The shoulder (paleta) has more fat than the back leg, giving exceptional richness to the slightly sweet and intensely savoury and nutty ham which has a mesmerising, lingering aftertaste, intensified by the abundant acorn-rich fat.

Chorizo

Chorizo made from the meat of Iberico pigs is simply seasoned with salt, garlic and mild, smoked Pimenton de la Vera, creating a perfect balance between the smokiness of the spice and the rich flavours of the acorn-fed pork.

Presa

An oval-shaped cut, found between the shoulder and loin of Pata Negra pigs. A very tender and well-marbled meat, it can be prepared quickly and simply by roasting and then slicing. Serve  slightly pink.

After slaughter in the spring, each leg is packed in salt for around nine days, then hung for several weeks until the flesh is well salted. Then it spends several months in Bikram-like heat, where it sweats until fat has permeated the muscle. Finally, the leg is aged for a minimum of two years but some age for up to 42 months.
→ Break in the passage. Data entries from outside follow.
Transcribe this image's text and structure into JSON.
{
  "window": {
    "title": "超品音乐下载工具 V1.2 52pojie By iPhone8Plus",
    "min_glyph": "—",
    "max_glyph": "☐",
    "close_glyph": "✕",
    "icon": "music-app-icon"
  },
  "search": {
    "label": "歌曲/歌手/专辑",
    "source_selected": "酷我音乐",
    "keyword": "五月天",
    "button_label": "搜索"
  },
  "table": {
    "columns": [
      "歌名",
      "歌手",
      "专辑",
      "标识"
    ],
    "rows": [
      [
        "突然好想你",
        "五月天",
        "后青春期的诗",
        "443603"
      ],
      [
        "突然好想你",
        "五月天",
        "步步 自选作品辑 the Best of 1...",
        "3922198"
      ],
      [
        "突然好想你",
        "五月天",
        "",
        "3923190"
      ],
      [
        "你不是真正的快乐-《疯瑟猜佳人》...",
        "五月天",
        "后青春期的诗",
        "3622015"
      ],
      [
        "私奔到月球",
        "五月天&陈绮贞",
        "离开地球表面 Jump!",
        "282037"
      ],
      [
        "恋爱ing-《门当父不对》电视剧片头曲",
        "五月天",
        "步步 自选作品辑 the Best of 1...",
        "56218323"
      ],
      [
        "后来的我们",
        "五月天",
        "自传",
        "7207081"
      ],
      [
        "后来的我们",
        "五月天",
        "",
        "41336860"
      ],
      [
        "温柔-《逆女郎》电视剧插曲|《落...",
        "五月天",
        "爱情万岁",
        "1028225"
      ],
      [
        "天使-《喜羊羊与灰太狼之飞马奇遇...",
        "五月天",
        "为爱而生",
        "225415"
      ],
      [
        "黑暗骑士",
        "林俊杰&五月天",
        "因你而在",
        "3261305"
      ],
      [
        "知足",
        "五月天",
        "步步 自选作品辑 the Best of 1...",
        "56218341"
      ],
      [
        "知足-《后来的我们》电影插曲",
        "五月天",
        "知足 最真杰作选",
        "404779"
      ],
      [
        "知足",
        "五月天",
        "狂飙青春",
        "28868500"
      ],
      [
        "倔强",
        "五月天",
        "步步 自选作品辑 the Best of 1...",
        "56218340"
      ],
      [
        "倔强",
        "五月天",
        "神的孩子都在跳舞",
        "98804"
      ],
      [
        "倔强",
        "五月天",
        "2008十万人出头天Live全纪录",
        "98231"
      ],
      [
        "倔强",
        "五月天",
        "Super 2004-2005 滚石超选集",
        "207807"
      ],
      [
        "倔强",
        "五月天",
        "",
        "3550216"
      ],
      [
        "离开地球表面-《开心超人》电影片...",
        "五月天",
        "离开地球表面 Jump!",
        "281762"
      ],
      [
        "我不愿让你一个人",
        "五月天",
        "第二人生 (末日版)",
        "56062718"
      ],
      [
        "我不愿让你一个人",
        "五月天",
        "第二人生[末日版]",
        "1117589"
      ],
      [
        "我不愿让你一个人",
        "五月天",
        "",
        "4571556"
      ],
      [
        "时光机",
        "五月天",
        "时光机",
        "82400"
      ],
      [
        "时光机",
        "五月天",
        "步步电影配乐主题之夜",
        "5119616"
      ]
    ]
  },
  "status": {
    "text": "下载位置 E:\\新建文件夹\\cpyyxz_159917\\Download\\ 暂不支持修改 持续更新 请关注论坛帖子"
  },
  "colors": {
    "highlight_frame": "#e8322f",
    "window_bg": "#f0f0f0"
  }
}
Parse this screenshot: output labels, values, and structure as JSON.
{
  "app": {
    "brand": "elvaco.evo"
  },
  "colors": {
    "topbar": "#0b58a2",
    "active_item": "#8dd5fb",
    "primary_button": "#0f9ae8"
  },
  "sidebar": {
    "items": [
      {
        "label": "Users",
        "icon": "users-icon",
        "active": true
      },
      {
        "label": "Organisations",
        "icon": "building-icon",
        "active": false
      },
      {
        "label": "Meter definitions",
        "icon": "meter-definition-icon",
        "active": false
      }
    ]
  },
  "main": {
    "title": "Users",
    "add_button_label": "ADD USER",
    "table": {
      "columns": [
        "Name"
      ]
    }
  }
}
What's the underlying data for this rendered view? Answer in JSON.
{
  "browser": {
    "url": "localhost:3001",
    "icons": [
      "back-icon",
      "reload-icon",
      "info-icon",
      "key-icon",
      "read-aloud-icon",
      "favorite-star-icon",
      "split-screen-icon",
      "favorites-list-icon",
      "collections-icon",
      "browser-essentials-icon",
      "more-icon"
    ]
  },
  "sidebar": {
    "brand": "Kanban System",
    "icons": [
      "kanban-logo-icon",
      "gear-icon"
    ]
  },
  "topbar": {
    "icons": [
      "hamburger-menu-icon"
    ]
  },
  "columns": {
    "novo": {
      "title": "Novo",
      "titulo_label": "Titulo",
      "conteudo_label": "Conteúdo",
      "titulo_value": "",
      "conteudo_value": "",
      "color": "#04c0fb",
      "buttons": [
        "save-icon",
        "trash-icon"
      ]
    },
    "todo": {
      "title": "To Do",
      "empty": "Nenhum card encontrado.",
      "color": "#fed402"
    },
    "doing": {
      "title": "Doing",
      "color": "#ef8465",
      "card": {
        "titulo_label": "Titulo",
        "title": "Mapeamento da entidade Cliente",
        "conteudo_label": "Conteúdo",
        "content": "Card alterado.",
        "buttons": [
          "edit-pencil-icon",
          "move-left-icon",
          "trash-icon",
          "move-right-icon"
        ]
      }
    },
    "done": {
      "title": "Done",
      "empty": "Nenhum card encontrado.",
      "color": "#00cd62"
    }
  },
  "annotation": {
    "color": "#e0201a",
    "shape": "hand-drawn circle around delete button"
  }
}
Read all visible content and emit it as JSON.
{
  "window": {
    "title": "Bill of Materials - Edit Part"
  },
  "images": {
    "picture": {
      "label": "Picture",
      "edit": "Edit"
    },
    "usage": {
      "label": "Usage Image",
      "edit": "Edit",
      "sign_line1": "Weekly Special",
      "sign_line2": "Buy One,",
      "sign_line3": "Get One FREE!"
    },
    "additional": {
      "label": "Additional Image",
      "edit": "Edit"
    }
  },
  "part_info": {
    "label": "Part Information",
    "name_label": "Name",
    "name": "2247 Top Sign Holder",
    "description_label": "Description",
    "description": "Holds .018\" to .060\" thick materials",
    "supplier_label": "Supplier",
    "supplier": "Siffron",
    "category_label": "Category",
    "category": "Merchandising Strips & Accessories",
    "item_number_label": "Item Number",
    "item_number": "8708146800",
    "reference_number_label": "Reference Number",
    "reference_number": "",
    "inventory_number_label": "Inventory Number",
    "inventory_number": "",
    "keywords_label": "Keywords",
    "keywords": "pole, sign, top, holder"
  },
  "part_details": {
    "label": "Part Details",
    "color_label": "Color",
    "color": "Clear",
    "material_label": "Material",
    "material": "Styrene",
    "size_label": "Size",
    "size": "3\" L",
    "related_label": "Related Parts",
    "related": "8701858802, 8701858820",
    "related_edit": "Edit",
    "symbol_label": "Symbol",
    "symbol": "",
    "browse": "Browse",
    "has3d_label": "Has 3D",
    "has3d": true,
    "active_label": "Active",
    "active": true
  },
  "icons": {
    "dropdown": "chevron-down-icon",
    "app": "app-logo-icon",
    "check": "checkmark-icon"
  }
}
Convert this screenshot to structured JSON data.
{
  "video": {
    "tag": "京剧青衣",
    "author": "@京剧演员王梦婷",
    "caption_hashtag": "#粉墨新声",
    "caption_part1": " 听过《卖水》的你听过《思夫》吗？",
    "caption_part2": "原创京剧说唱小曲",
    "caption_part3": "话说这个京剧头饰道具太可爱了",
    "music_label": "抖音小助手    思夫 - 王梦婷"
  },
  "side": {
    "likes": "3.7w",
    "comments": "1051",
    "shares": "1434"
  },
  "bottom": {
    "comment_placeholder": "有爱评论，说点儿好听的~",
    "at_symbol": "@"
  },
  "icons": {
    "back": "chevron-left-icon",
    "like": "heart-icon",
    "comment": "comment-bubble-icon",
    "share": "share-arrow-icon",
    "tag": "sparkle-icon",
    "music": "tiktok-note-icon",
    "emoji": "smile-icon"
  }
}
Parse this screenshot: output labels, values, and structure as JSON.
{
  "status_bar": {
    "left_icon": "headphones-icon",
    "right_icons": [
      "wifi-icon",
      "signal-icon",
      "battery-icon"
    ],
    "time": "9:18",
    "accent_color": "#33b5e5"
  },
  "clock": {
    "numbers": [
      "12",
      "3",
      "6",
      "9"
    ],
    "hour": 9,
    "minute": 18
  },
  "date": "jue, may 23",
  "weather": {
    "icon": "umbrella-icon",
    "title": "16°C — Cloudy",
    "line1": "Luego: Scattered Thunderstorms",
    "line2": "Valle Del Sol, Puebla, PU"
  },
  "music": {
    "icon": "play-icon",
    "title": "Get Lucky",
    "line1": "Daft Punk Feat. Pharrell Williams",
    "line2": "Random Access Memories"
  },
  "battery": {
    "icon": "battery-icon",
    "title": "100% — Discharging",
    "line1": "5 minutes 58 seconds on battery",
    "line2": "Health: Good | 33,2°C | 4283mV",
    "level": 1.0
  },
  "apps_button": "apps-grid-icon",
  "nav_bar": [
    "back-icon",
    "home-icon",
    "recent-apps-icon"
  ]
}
Juan Pedro Domecq’s ham, from Jabugo in southwestern Spain is close to perfection and has won dozens of awards. It’s a rich, sweet, succulent, complex jamón, available through Iberica in the UK, which also runs tapas bars and restaurants.

The best way to appreciate Jamón Ibérico is at room temperature (or served on a warm plate), cut into very thin, almost translucent slices. Sliced too thickly, it can lose its subtlety, or worse still, too much skin can leave an acrid taste. It needs little embellishment, perhaps slices of very cold melon or serve with pan con tomate.